Terra Nova was named the 15th best computer game ever by PC Gamer UK in 1997. The editors called it "exactly the kind of dynamic, risk-taking, intelligent game we've been asking for". In 2000, Computer Games Strategy Plus named it one of the "10 Best Sci-Fi Simulations" of all time.

Review scores
| Publication | Score |
|---|---|
| Computer Gaming World | 4/5 |
| Edge | 9/10 |
| Next Generation | 4/5 |
| PC Gamer (UK) | 91% |
| PC Zone | 9.0 |
| Computer Games Strategy Plus | 4/5 |
| PC Magazine | 4/4 |
| Maximum | 4/5 |
| PC Games | B+ |

Awards
| Publication | Award |
|---|---|
| PC Gamer UK | Game of the Month |
| Computer Games Strategy Plus | Best Science-fiction Simulation |
| PC Games | Game of the Month |

===Legacy===
The New York Times has cited Terra Nova as one of the first 3D games with squad-oriented gameplay. GameSpys Bill Hiles said that the game "preceded the 'tactical squad-based, first-person shooter' action genre by a full two years", and that "In 1996, ...Terra Nova didn't feel like any other game out there". Hiles called Tribes 2 "a spiritual descendent of Terra Nova if there ever was one". Project leader Dan Schmidt later said that he had "a bit of a negative experience overall because the thing dragged on forever", but he noted that "there are people who regard it highly so it can't have been that terrible". The 1998 video game Jurassic Park: Trespasser features a procedural animation system very similar to the one used in Terra Nova.
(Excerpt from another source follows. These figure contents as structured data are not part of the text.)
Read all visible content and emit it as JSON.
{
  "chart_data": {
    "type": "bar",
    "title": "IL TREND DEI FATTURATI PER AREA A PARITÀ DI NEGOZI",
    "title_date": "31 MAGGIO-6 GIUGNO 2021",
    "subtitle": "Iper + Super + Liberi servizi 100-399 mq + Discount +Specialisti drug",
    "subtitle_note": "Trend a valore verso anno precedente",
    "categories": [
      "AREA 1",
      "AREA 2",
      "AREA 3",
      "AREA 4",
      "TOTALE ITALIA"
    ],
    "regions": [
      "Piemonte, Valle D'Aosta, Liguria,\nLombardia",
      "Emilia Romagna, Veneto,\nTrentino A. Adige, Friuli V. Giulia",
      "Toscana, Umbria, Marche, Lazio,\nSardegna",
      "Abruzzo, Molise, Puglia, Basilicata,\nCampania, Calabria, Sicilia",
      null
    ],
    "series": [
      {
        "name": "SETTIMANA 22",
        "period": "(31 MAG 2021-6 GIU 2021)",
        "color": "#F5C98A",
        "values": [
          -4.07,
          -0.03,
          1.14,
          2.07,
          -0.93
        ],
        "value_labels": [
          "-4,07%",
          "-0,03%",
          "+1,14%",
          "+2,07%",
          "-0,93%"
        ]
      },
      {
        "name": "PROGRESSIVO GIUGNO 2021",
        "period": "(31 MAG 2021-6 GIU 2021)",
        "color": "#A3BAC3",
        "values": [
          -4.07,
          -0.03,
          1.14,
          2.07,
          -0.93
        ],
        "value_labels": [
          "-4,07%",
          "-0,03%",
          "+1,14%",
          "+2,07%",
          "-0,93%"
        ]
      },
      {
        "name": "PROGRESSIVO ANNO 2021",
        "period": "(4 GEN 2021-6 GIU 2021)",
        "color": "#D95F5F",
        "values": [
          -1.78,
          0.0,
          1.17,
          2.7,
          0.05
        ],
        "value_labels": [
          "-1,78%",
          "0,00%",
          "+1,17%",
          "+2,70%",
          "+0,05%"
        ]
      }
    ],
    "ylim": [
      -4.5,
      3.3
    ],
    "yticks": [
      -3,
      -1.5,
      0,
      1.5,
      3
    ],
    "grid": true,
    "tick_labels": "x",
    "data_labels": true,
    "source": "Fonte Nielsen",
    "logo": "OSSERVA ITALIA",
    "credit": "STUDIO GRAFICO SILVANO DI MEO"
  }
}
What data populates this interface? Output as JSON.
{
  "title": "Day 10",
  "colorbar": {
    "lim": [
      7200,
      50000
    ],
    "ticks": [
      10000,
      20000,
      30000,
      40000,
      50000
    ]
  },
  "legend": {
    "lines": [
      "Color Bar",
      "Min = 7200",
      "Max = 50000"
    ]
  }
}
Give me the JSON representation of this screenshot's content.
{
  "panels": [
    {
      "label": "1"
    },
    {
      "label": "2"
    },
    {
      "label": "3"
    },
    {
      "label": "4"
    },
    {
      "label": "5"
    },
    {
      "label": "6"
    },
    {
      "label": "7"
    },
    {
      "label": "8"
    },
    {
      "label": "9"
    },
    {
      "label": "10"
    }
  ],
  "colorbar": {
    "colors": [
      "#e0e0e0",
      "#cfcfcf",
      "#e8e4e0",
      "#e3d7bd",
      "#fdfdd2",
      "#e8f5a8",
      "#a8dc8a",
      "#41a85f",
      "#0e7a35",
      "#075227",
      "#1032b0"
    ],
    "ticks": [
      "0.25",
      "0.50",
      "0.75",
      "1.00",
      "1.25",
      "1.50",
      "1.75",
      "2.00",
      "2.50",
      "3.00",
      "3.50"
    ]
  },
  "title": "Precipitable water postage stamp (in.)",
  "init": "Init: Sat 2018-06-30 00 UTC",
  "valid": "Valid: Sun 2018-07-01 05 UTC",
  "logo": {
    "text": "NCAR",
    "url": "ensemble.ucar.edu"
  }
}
While Schmidt said before the game's release that the team wanted to develop "a whole series of games that take place in the Terra Nova world", the game's poor sales made the creation of a sequel "impractical", according to Paul Neurath. As the game's publisher, Looking Glass took on the full burden of its commercial underperformance, which contributed to the company's bankruptcy and closure in May 2000. Neurath later said, "If we could do Terra Nova over, I would have dumped the cinematics and done online team play instead. Who knows, maybe then the Tribes II and Halo teams would be talking about the influence of Terra Nova on their games".